Rainer Bartel,
"Zur ökonomischen Sicht von Gleichheit"
, in Momentum Quarterly, Vol. 1, Nummer 2, 6-2012, ISSN: 2226-5538
Original Titel:
Zur ökonomischen Sicht von Gleichheit
Sprache des Titels:
Deutsch
Original Kurzfassung:
Ökonomik fällt durch ihren Grundvorbehalt gegen Gleichheit der Verteilungsergebnisse auf, zumal Belohnung für erwünschtes Verhalten systemnotwendig erscheint. Denn perfekte Anreize legen Verantwortlichkeiten fest und schützen Transfergeber_innen vor relativer Deprivation. Extrinsische Motivation für Leistung auf dem Markt setzt somit Ungleichheit voraus; andererseits kann selbst bei vollkommenem Wettbewerb die Verteilung stark polarisiert und die Gesellschaft dadurch schlechter gestellt sein: ein Dilemma. Eine dogmatische Rückschau auf ökonomische und benachbarte Denkschulen beleuchtet sehr unterschiedliche Verteilungssichtweisen: eine Tendenz zur Nivellierung der Verteilung oder einen Automatismus zur Herstellung von Leistungsgerechtigkeit, die Möglichkeit zum Reicherwerden auf Grund einer bestimmten Klassenzugehörigkeit, die Ächtung reiner Besitzeinkünfte, die Hoffnung auf Wachstum, das ohne aktive Umverteilung größere Gleichheit mit sich bringt, gleicher machende staatliche Umverteilung als Freiheitseinschränkung oder als Schaffung von Freiheit im Sinn von Gleichberechtigung, Ermöglichung und Risikominimierung. Gleichheit im Verteilungsergebnis passt nicht in unser Wirtschafts- und Gesellschaftskonzept; vielmehr ist der Weg das Ziel. Die Aufgabe der Ökonomik liegt darin, die sozialökonomischen Folgen einer Verteilung empirisch aufzuzeigen und in naheliegende Systemtheorien einzuarbeiten. Lobbyistische Politik verschließt die Augen vor jener Chancengerechtigkeit, welche die mainstream-Ökonomik mehr oder weniger stillschweigend voraussetzt, aber stärker beforschen sollte.
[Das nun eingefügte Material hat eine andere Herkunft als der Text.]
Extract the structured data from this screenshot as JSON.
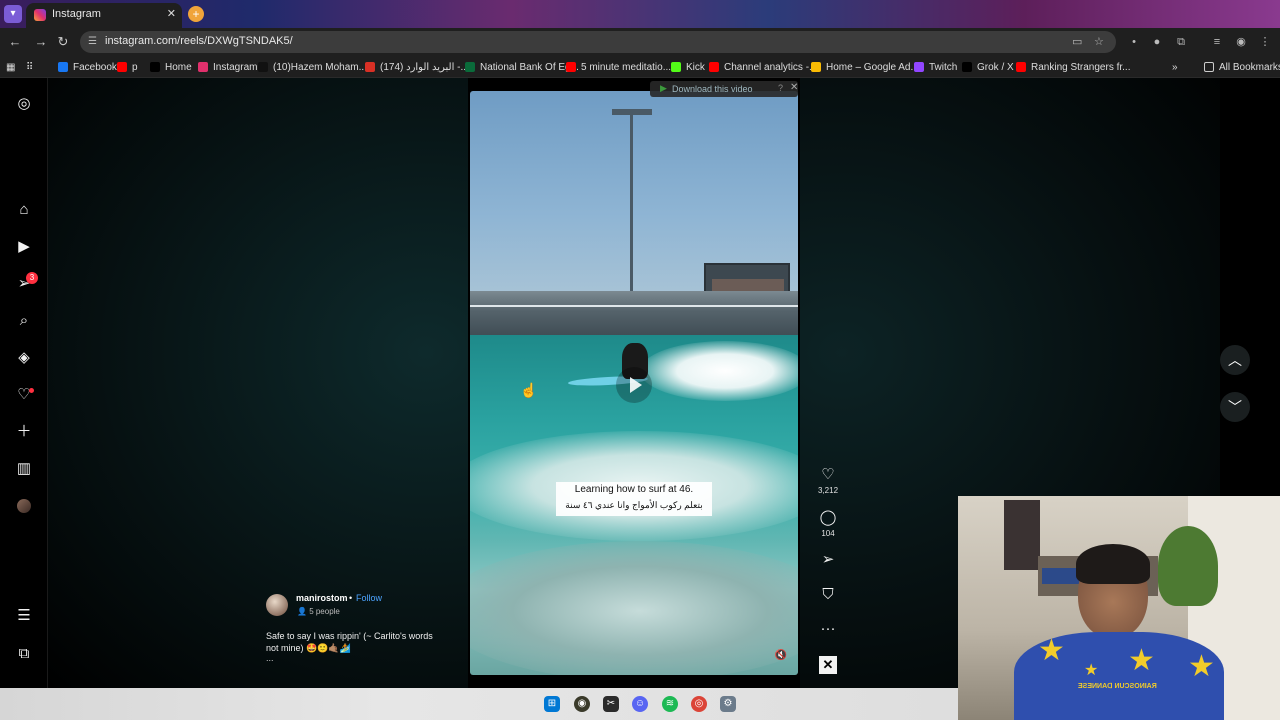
{
  "tab": {
    "title": "Instagram",
    "close": "✕",
    "new_tab": "+"
  },
  "toolbar": {
    "url": "instagram.com/reels/DXWgTSNDAK5/",
    "back": "←",
    "forward": "→",
    "reload": "↻"
  },
  "bookmarks": [
    {
      "label": "Facebook",
      "color": "#1877f2"
    },
    {
      "label": "p",
      "color": "#ff0000"
    },
    {
      "label": "Home",
      "color": "#000000"
    },
    {
      "label": "Instagram",
      "color": "#e1306c"
    },
    {
      "label": "(10)Hazem Moham...",
      "color": "#111111"
    },
    {
      "label": "(174) البريد الوارد -...",
      "color": "#d93025"
    },
    {
      "label": "National Bank Of Eg...",
      "color": "#0a6b3a"
    },
    {
      "label": "5 minute meditatio...",
      "color": "#ff0000"
    },
    {
      "label": "Kick",
      "color": "#53fc18"
    },
    {
      "label": "Channel analytics -...",
      "color": "#ff0000"
    },
    {
      "label": "Home – Google Ad...",
      "color": "#fbbc04"
    },
    {
      "label": "Twitch",
      "color": "#9146ff"
    },
    {
      "label": "Grok / X",
      "color": "#000000"
    },
    {
      "label": "Ranking Strangers fr...",
      "color": "#ff0000"
    }
  ],
  "all_bookmarks": "All Bookmarks",
  "sidebar": {
    "notification_count": "3"
  },
  "video": {
    "download_label": "Download this video",
    "caption_en": "Learning how to surf at 46.",
    "caption_ar": "بتعلم ركوب الأمواج وانا عندي ٤٦ سنة"
  },
  "actions": {
    "likes": "3,212",
    "comments": "104"
  },
  "author": {
    "username": "manirostom",
    "separator": "•",
    "follow": "Follow",
    "people": "5 people",
    "description": "Safe to say I was rippin' (~ Carlito's words not mine) 🤩🙂🤙🏽🏄",
    "more": "..."
  },
  "webcam": {
    "shirt_text": "ƎƧƎИИAᗡ ИUƆƧOИIAЯ"
  }
}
Eine merkliche Politikänderung würde eine wesentlich andere Kultur der politischen Kommunikation und strategischen Vorgangsweise verlangen.
Sprache der Kurzfassung:
Deutsch
Englischer Titel:
On the Economic View of Equality. Paper prepared for the conference "momentum'11 - Gleichheit"
Englische Kurzfassung:
Economics is known for its basic reservation against equality as rewarding desired behaviour appears necessary for system workability: Incentives pin down responsibilities and protect donors from deprivation. Extrinsic motivation for market performance requires inequality, whereas even competition can produce strongly uneven distribution and thus disadvantage society: a dilemma. A dogmatic hindsight onto economic and adjacent schools of thought will highlight quite divergent rationales of distribution: a tendency toward equalisation versus an automatism for guaranteeing performance justice, the possibility of getting richer due to the belonging to an economic class, the ostracism of pure income from wealth, the hope for economic growth that brings along more equality without active redistribution, governmental redistribution as a constraint on freedom versus a creation of freedom in the sense of equal rights, empowerment and risk minimisation. Equality does not fit into our conception of economy and society; rather, the distributive process is the aim. The economists? task is to scrutinise empirically the social economic consequences of a distribution and incorporate findings into manifest system theories. Opportunistic politics disregards equal chances that mainstream economics assumes more or less tacitly but should investigate more thoroughly. Substantial policy change would require an essentially different culture of public communication and strategic procedure.